Le chiffre à la une : 200 milliards

Selon l’Agence internationale de l’énergie, près de 200 milliards de mètres cubes de gaz naturel pourraient être récupérés chaque année si les pays amélioraient leur gestion des émissions de méthane et des opérations de torchage. En dépit des engagements internationaux visant à réduire les émissions de méthane conformément aux objectifs climatiques, celles-ci ont atteint des niveaux quasi-records dans le secteur de l’énergie en 2025. Or, s’attaquer au méthane pourrait aider les pays à renforcer leur sécurité énergétique. Selon l’AIE, 100 milliards de mètres cubes de gaz pourraient être mis sur le marché chaque année en réduisant les émissions de méthane issues des activités pétrolières et gazières à l’échelle mondiale, tandis que l’élimination du torchage non lié à des situations d’urgence pourrait permettre de libérer 100 milliards de mètres cubes supplémentaires.

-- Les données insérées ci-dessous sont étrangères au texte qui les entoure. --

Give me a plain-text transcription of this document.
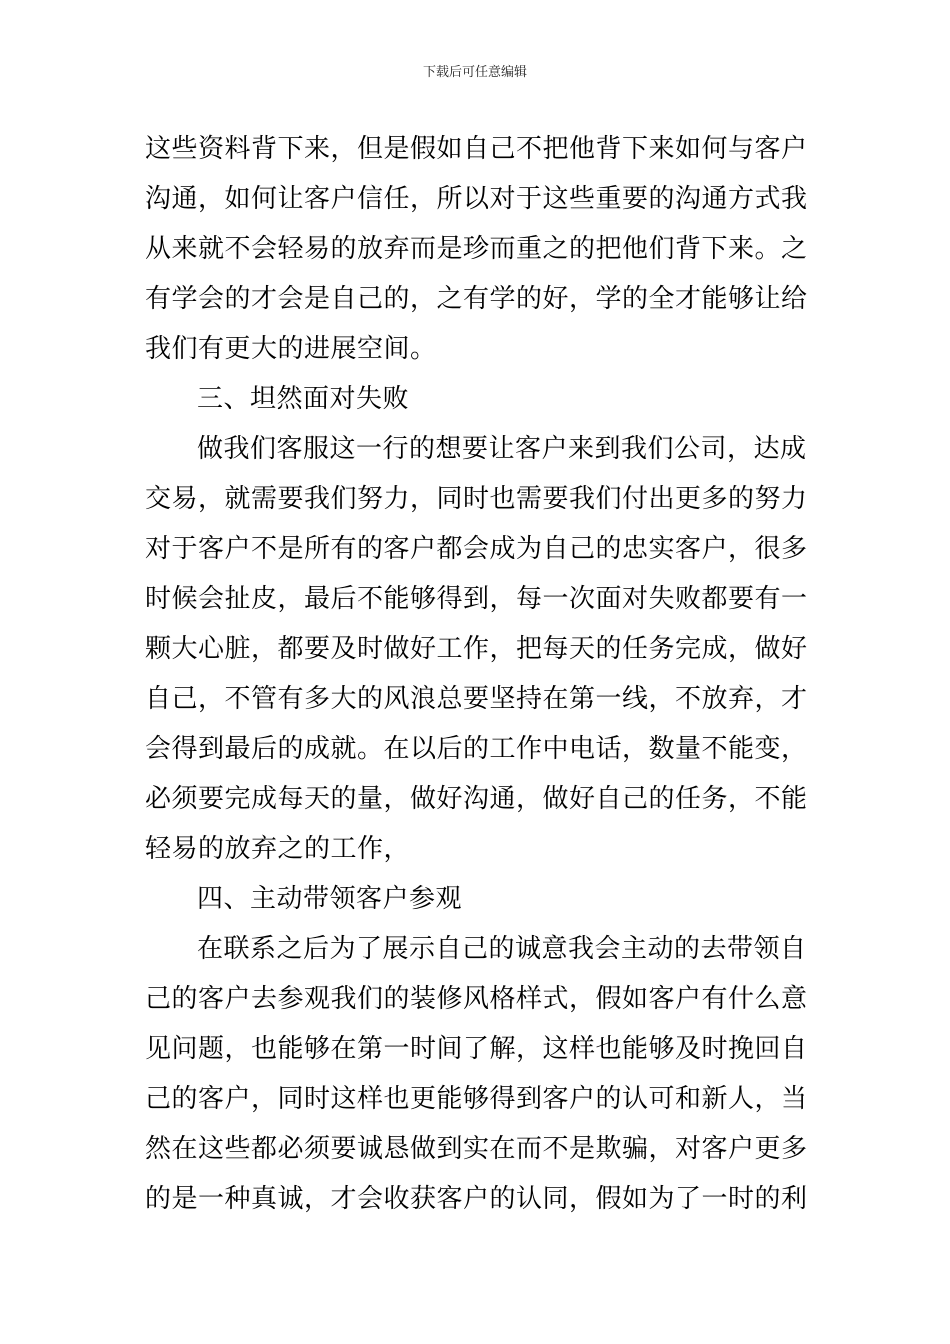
下载后可任意编辑
这些资料背下来，但是假如自己不把他背下来如何与客户
沟通，如何让客户信任，所以对于这些重要的沟通方式我
从来就不会轻易的放弃而是珍而重之的把他们背下来。之
有学会的才会是自己的，之有学的好，学的全才能够让给
我们有更大的进展空间。
三、坦然面对失败
做我们客服这一行的想要让客户来到我们公司，达成
交易，就需要我们努力，同时也需要我们付出更多的努力
对于客户不是所有的客户都会成为自己的忠实客户，很多
时候会扯皮，最后不能够得到，每一次面对失败都要有一
颗大心脏，都要及时做好工作，把每天的任务完成，做好
自己，不管有多大的风浪总要坚持在第一线，不放弃，才
会得到最后的成就。在以后的工作中电话，数量不能变，
必须要完成每天的量，做好沟通，做好自己的任务，不能
轻易的放弃之的工作，
四、主动带领客户参观
在联系之后为了展示自己的诚意我会主动的去带领自
己的客户去参观我们的装修风格样式，假如客户有什么意
见问题，也能够在第一时间了解，这样也能够及时挽回自
己的客户，同时这样也更能够得到客户的认可和新人，当
然在这些都必须要诚恳做到实在而不是欺骗，对客户更多
的是一种真诚，才会收获客户的认同，假如为了一时的利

Le graphique de la semaine

Le choc d’offre énergétique provoqué par le conflit au Moyen-Orient semble n’avoir eu qu’un impact modéré sur la Chine, en partie du fait de la transition du pays vers une consommation d’énergie non fossile, laquelle compte désormais pour 22 % de sa consommation totale. Ce processus de transition énergétique devrait s’intensifier, Pékin s’étant fixé pour objectif de plafonner ses émissions de CO2 d’ici à 2030 et d’atteindre la neutralité carbone d’ici à 2060. Et surtout, le 15e plan quinquennal de la Chine pour la période 2026-2030 prévoit de porter la part des énergies non fossiles dans la consommation énergétique totale du pays à 25 % d’ici à 2030, 30 % d’ici à 2035 et 80 % d’ici à 2060.

Le bon mot

Mégatsunami : vague gigantesque provoquée par la chute dans l’eau de rochers, blocs de glace ou autres matériaux, pouvant se produire après un tremblement de terre ou un glissement de terrain. Après avoir analysé un mégatsunami survenu en Alaska en 2025, une nouvelle étude scientifique a permis d’établir un lien entre ces phénomènes et le changement climatique. Le changement climatique est à l’origine du glissement d’un grand glacier qui a laissé apparaître un énorme bloc rocheux, lequel s’est effondré dans un fjord, provoquant une vague de près de 500 mètres de haut, la deuxième plus haute jamais enregistrée. Selon les scientifiques, les risques de mégatsunamis augmentent avec le recul rapide des glaciers, mais les données recueillies par satellite et autres capteurs pourraient permettre de les prévoir.

À venir

Les derniers chiffres de l’inflation en Chine seront communiqués lundi aux marchés. Les États-Unis suivront mardi avec la présentation de leurs propres chiffres de l’inflation, tandis que la zone euro publiera son indice ZEW du climat économique. Une deuxième estimation du taux de croissance du PIB de la zone euro au premier trimestre est attendue mercredi, suivie jeudi de la publication par le Royaume-Uni d’une estimation préliminaire de sa propre croissance du PIB au T1. Enfin, les données relatives à la production industrielle et manufacturière américaine seront annoncées vendredi.